Rethinking how we cover the opioid epidemic

By Al Cross, Institute for Rural Journalism and Community Issues

Al Cross

Rural communities have been disproportionately affected by the opioid epidemic, but rural newspapers have been disproportionately quiet about it. They seem to cover it as a criminal-justice problem, when it is primarily a health problem. Smart law enforcers and first responders will tell you that, but many if not most rural papers seem reluctant to cover it that way – to dig into the reasons for addiction, the struggles to overcome it, the search for treatment and the stories of success.

Part of this, I know from experience, is the natural reluctance of community journalists to report facts that reflect poorly on their communities. In many places, they probably think there’s already enough bad news.

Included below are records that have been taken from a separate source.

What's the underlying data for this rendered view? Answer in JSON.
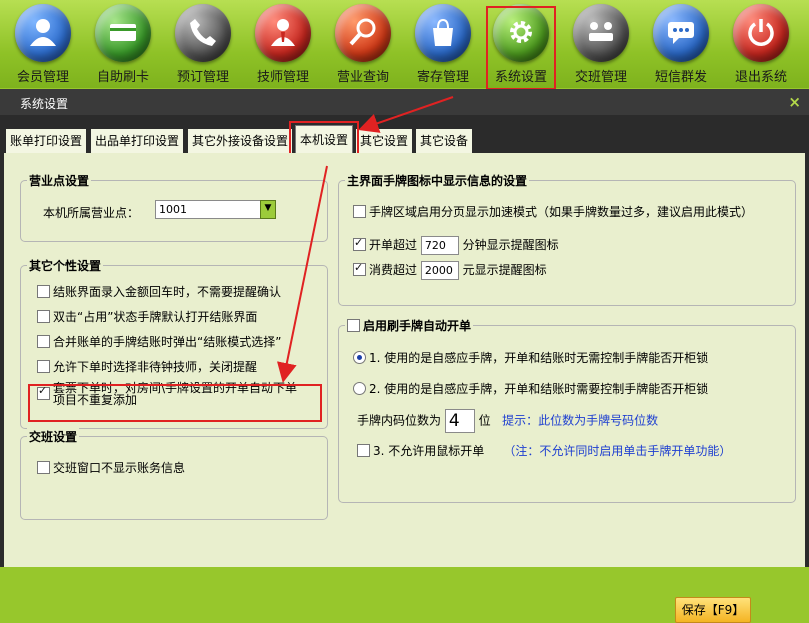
{
  "toolbar": {
    "items": [
      {
        "label": "会员管理",
        "icon": "member-icon",
        "color": "#2f6fd0"
      },
      {
        "label": "自助刷卡",
        "icon": "card-icon",
        "color": "#3a9a2a"
      },
      {
        "label": "预订管理",
        "icon": "phone-icon",
        "color": "#555555"
      },
      {
        "label": "技师管理",
        "icon": "technician-icon",
        "color": "#c82820"
      },
      {
        "label": "营业查询",
        "icon": "magnifier-icon",
        "color": "#d13a18"
      },
      {
        "label": "寄存管理",
        "icon": "bag-icon",
        "color": "#2c6ac8"
      },
      {
        "label": "系统设置",
        "icon": "gear-icon",
        "color": "#4f9d20"
      },
      {
        "label": "交班管理",
        "icon": "handover-icon",
        "color": "#555555"
      },
      {
        "label": "短信群发",
        "icon": "sms-icon",
        "color": "#2c6ac8"
      },
      {
        "label": "退出系统",
        "icon": "power-icon",
        "color": "#c82820"
      }
    ]
  },
  "window": {
    "title": "系统设置",
    "close_label": "×"
  },
  "tabs": [
    "账单打印设置",
    "出品单打印设置",
    "其它外接设备设置",
    "本机设置",
    "其它设置",
    "其它设备"
  ],
  "active_tab": "本机设置",
  "business_point": {
    "title": "营业点设置",
    "label": "本机所属营业点：",
    "value": "1001"
  },
  "personal": {
    "title": "其它个性设置",
    "items": [
      {
        "label": "结账界面录入金额回车时，不需要提醒确认",
        "checked": false
      },
      {
        "label": "双击“占用”状态手牌默认打开结账界面",
        "checked": false
      },
      {
        "label": "合并账单的手牌结账时弹出“结账模式选择”",
        "checked": false
      },
      {
        "label": "允许下单时选择非待钟技师，关闭提醒",
        "checked": false
      },
      {
        "label": "套票下单时，对房间\\手牌设置的开单自动下单",
        "label2": "项目不重复添加",
        "checked": true
      }
    ]
  },
  "shift": {
    "title": "交班设置",
    "item": "交班窗口不显示账务信息"
  },
  "main_icons": {
    "title": "主界面手牌图标中显示信息的设置",
    "paging": "手牌区域启用分页显示加速模式（如果手牌数量过多，建议启用此模式）",
    "open_prefix": "开单超过",
    "open_value": "720",
    "open_suffix": "分钟显示提醒图标",
    "spend_prefix": "消费超过",
    "spend_value": "2000",
    "spend_suffix": "元显示提醒图标"
  },
  "auto_open": {
    "title": "启用刷手牌自动开单",
    "opt1": "1. 使用的是自感应手牌，开单和结账时无需控制手牌能否开柜锁",
    "opt2": "2. 使用的是自感应手牌，开单和结账时需要控制手牌能否开柜锁",
    "code_label": "手牌内码位数为",
    "code_value": "4",
    "code_unit": "位",
    "code_hint": "提示：此位数为手牌号码位数",
    "mouse": "3. 不允许用鼠标开单",
    "mouse_note": "（注：不允许同时启用单击手牌开单功能）"
  },
  "save_label": "保存【F9】"
}
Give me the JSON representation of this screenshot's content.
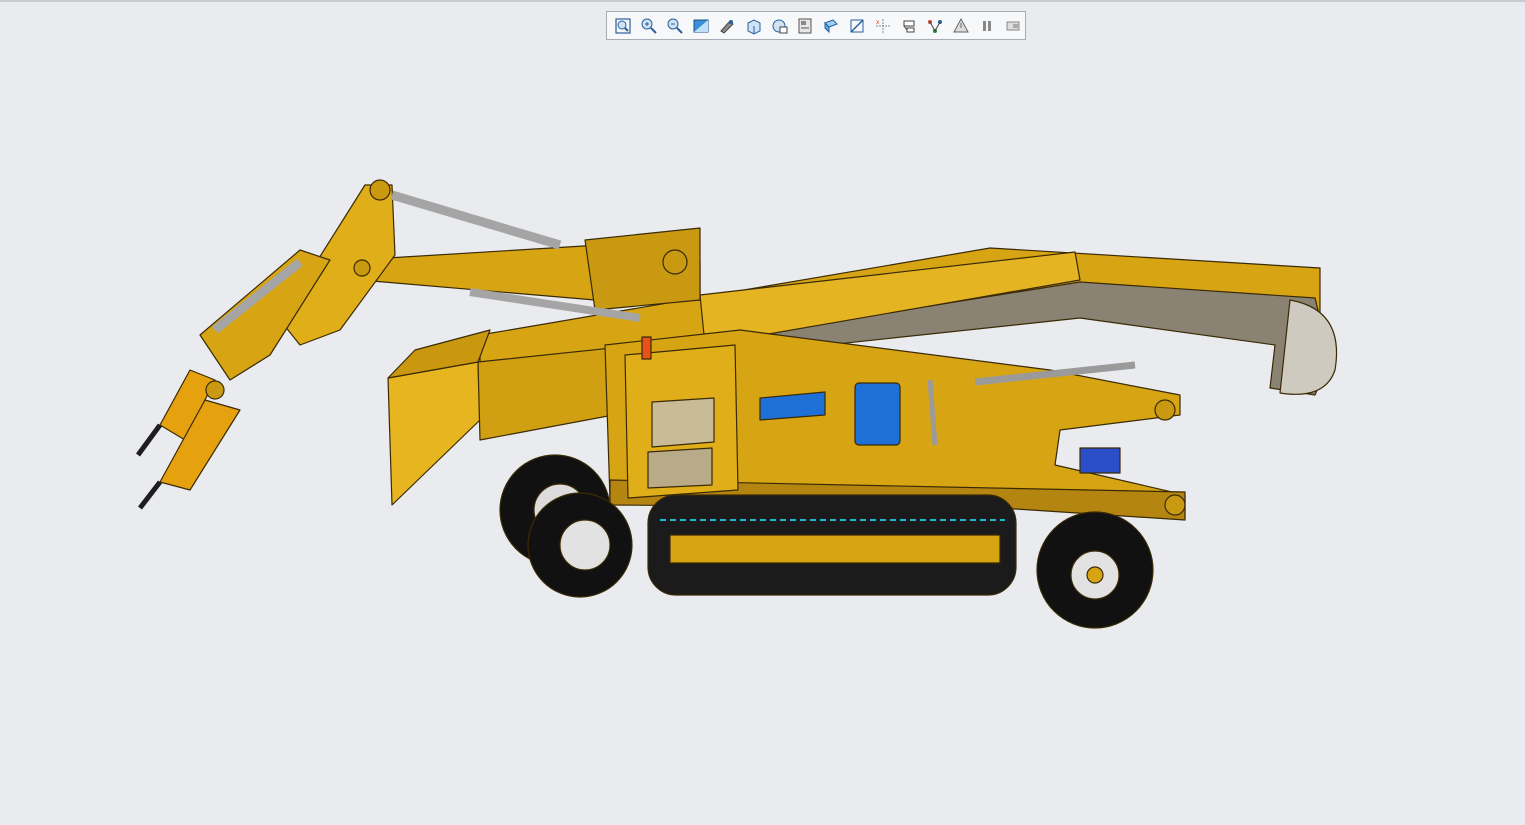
{
  "toolbar": {
    "buttons": [
      {
        "id": "zoom-fit",
        "icon": "zoom-fit-icon"
      },
      {
        "id": "zoom-in",
        "icon": "zoom-in-icon"
      },
      {
        "id": "zoom-out",
        "icon": "zoom-out-icon"
      },
      {
        "id": "repaint",
        "icon": "repaint-icon"
      },
      {
        "id": "display-style",
        "icon": "display-style-icon"
      },
      {
        "id": "saved-orientations",
        "icon": "saved-orientations-icon"
      },
      {
        "id": "view-manager",
        "icon": "view-manager-icon"
      },
      {
        "id": "perspective",
        "icon": "perspective-icon"
      },
      {
        "id": "section",
        "icon": "section-icon"
      },
      {
        "id": "datum-display",
        "icon": "datum-display-icon"
      },
      {
        "id": "annotation-display",
        "icon": "annotation-display-icon"
      },
      {
        "id": "spin-center",
        "icon": "spin-center-icon"
      },
      {
        "id": "sketch-display",
        "icon": "sketch-display-icon"
      },
      {
        "id": "appearance",
        "icon": "appearance-icon"
      },
      {
        "id": "pause",
        "icon": "pause-icon"
      },
      {
        "id": "graphics-options",
        "icon": "graphics-options-icon"
      }
    ]
  },
  "colors": {
    "body_yellow": "#d7a513",
    "body_dark": "#b48510",
    "body_light": "#e8ba2a",
    "track": "#1b1b1b",
    "track_accent": "#22b4d2",
    "motor_blue": "#1e6fd6",
    "cylinder_grey": "#a5a5a5",
    "background": "#e9ebee"
  }
}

Another big factor is the stigma that still surrounds people with drug problems. That is more prevalent in rural areas, and it keeps people from seeking help – and clings to those who do, putting them at risk for relapse. The role of stigma was well researched by Oak Ridge Associated Universities, and The Rural Blog reported on it at https://bit.ly/2MhNYlq.

The folks at Oak Ridge said local news media can counteract stigma with reporting. To help rural journalists cover substance abuse, behavioral health and recovery, they and the Institute for Rural Journalism and Community Issues (which publishes The Rural Blog) are planning a one-day workshop in mid-November. Watch for details on it soon.

Meanwhile, start reporting. Get local data. Ask your coroner each month for death certificates, and for advice on what families might be willing to talk about the struggles of addiction that ended in death. Talk to people in the treatment community, and then to people with substance-abuse disorder.